Sablon foi jogador nos anos 70, mas sem muito destaque. Depois, participou da comissão técnica que havia conseguido o melhor resultado da história do país em uma Copa do Mundo, o quarto lugar em 1986.
Foi só em setembro de 2006 que a transformação começou – justamente depois do primeiro ciclo de vexames, com o time não se classificando em sequência para a Euro e para a Copa.
Naquele mês, Sablon começou a construir seu plano. Depois de viagens para conhecer a forma como Alemanha, França e Holanda trabalhavam, o cartola decidiu: todos as categorias de base de todos os times do país deveriam jogar no 4-3-3, a formação que seria utilizada também em todos os níveis da seleção.
Depois, organizou um estudo que descobriu um novo problema no desenvolvimento do projeto: as categorias de base ainda se importavam mais em ganhar campeonato do que em formar jogadores. De novo, um trabalho de conscientização foi feito.
A terceira medida foi proibir que jogadores ‘regredissem’ nas categorias de base. Se alguém saísse do time sub-17 para o sub-19, não voltaria.
E todas essas medidas que deveriam fazer com que os resultados não fossem importantes acabaram fazendo justamente que os resultados aparecessem nas categorias de base da seleção.
Os melhores ateltas acabaram levados para oito centros, pagos pelo governo, onde treinariam juntos, elevando o nível das atividades. Destes centros saíram nomes como Dries Mertens, Mousa Dembélé, Alex Witsel e Simon Mignolet.
O passo final da caminhada foi fazer com que esses jogadores pudessem ter a chance de deixar o país para atuar nas melhores ligas do mundo. Vincent Kompany, que nem era um produto desse trabalho todo, foi quem abriu as portas ao deixar o Anderlecht rumo ao Hamburgo em 2006 e depois rumo ao Menchester City em 2008.
É claro que o sucesso também teve bastante a ver com sorte, com a ‘fornada’ boa de atletas. Mas todo esse processo montou a seleção atual.
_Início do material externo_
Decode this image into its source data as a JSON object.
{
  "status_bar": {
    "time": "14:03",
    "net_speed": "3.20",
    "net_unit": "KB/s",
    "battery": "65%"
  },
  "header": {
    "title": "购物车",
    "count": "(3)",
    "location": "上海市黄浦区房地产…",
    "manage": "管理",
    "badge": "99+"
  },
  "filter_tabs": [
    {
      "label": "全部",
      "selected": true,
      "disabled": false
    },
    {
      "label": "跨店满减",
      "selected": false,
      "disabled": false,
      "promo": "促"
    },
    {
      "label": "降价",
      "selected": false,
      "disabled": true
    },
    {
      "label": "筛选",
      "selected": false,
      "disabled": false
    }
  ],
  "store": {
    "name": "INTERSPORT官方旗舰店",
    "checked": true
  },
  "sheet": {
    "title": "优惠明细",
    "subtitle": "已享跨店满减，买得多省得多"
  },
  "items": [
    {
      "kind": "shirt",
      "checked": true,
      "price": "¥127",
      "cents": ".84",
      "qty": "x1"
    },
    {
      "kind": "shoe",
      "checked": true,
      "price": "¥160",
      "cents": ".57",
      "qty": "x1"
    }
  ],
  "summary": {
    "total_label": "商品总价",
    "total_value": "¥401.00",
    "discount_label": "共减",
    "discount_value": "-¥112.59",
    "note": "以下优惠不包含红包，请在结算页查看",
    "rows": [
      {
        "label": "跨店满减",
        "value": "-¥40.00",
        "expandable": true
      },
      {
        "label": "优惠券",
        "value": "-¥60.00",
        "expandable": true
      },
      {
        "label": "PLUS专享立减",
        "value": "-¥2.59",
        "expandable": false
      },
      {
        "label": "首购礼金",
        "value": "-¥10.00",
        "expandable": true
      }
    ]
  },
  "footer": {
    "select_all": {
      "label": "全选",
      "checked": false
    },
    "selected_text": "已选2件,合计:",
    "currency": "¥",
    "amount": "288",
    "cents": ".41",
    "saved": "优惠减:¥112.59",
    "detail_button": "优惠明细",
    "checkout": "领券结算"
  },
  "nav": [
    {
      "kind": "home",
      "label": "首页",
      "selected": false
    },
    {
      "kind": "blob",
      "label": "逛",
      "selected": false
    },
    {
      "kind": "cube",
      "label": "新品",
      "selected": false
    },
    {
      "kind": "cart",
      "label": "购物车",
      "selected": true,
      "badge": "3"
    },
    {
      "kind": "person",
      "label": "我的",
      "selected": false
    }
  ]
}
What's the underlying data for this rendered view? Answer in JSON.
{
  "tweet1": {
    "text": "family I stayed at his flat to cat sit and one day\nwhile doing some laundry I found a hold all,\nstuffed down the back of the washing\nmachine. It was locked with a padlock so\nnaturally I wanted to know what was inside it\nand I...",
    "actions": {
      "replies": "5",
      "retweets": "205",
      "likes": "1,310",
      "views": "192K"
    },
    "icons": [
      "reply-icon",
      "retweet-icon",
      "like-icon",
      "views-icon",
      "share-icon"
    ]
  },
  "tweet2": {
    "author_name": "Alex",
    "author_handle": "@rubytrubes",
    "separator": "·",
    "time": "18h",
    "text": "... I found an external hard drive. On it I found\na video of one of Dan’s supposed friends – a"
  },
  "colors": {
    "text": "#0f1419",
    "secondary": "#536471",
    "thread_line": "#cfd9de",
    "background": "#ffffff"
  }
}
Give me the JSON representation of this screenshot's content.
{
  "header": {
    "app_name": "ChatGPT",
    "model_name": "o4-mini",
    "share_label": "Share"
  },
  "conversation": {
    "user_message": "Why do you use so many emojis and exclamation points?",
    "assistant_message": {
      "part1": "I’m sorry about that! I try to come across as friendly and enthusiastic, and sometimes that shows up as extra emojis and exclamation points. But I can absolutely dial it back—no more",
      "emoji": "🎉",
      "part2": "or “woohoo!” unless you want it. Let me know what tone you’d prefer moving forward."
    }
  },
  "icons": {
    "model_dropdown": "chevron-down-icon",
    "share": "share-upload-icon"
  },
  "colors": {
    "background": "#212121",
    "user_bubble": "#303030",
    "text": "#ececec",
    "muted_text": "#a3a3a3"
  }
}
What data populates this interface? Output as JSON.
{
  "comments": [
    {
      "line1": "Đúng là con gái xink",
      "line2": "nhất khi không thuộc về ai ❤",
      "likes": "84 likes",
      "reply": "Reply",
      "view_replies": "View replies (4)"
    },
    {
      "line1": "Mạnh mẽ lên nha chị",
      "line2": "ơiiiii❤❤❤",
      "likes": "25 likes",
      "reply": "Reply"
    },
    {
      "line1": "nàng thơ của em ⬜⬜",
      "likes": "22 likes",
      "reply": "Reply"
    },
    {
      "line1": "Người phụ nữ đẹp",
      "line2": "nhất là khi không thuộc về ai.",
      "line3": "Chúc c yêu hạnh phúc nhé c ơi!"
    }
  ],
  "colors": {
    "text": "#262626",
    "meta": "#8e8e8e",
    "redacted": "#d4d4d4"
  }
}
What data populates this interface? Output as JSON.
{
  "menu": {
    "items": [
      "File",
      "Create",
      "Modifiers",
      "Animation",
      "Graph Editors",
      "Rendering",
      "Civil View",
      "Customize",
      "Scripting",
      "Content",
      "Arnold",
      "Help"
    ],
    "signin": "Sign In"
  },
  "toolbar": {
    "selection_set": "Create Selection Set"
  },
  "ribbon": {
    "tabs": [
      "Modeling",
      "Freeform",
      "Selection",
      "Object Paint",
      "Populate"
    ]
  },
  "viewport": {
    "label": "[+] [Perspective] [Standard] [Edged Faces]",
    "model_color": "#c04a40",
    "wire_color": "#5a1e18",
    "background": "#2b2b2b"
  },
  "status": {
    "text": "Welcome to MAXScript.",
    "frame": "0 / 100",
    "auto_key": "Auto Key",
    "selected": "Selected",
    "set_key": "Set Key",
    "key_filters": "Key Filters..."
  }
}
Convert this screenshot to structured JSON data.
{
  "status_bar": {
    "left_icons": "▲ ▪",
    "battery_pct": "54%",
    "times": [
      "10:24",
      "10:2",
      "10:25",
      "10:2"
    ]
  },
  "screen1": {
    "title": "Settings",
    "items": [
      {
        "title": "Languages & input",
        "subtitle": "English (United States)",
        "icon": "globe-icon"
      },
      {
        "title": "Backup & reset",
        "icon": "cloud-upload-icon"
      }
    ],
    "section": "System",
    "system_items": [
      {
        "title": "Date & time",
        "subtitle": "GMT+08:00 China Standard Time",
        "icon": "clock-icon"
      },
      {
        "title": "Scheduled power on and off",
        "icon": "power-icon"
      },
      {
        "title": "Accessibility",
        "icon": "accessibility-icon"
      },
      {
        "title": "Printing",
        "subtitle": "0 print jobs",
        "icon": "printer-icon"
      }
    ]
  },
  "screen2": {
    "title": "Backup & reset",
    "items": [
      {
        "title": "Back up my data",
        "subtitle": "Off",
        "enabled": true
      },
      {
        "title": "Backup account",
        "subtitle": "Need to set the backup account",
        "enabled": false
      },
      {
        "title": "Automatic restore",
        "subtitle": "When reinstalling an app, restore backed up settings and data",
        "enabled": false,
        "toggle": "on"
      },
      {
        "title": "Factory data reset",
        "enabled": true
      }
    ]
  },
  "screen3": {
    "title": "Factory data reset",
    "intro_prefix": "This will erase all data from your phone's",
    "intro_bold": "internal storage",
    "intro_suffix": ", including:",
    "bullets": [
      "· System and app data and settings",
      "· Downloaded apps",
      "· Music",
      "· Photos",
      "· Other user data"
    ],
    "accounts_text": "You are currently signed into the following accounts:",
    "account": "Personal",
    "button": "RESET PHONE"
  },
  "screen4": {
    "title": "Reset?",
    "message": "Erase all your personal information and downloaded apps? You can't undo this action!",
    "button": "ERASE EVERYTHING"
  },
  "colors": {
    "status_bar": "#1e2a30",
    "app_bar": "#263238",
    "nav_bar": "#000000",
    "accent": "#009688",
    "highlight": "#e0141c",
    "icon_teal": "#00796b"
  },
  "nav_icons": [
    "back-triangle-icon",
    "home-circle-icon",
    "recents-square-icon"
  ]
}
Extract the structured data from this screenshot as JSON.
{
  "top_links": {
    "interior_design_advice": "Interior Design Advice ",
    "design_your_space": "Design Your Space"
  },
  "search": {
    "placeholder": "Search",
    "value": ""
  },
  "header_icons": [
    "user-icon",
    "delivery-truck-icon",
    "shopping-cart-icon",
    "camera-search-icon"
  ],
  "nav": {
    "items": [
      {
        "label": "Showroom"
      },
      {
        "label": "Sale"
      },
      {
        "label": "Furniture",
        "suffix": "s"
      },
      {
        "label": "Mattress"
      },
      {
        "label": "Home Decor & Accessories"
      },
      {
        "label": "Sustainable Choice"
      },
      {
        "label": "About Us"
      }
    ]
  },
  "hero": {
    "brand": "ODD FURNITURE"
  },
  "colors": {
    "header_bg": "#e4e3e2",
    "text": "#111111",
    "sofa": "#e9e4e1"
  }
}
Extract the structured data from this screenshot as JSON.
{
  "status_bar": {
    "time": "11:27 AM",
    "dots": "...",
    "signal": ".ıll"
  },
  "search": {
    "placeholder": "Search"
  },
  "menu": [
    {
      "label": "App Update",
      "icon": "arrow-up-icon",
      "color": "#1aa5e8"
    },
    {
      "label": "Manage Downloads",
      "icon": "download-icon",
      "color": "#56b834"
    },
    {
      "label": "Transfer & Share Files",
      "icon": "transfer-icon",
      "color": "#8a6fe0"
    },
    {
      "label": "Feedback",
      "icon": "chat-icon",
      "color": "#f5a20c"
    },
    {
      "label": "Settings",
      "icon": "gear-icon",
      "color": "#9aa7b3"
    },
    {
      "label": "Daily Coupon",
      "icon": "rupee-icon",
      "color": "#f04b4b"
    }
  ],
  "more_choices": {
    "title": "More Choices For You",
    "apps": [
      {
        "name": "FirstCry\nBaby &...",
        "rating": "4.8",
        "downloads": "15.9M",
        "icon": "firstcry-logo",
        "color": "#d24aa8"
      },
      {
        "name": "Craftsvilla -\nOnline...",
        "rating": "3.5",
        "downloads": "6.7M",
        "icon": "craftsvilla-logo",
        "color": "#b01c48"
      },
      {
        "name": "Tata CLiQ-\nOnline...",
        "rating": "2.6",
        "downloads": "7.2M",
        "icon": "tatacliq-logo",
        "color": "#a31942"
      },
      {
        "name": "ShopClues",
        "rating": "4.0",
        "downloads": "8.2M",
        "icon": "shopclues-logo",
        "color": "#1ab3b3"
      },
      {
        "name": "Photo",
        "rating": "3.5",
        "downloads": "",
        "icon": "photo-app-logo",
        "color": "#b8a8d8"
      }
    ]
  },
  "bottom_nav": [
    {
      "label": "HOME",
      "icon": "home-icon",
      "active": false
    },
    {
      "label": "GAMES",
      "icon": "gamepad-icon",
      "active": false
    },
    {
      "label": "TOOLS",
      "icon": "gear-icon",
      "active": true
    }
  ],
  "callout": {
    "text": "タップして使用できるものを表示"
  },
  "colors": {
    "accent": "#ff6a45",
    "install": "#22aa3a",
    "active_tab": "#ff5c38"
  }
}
Com algumas frustrações, é verdade. Em 2014, eliminação nas quartas de final para a Argentina. E em 2016 o golpe mais doído: queda na Euro também nas quartas, mas para o pequeno País de Gales.
De qualquer forma, o trabalho continua. Agora já sem Sablon na seleção, mas ainda com boa parte das diretrizes sendo seguidas. Por isso, a promessa é de a ótima geração belga não seja apenas uma geração.
Resta esperar para saber!
A Bélgica enfrenta o Brasil em Kazan pelas quartas de final da Copa do Mundo nesta sexta-feira, às 15h (de Brasília).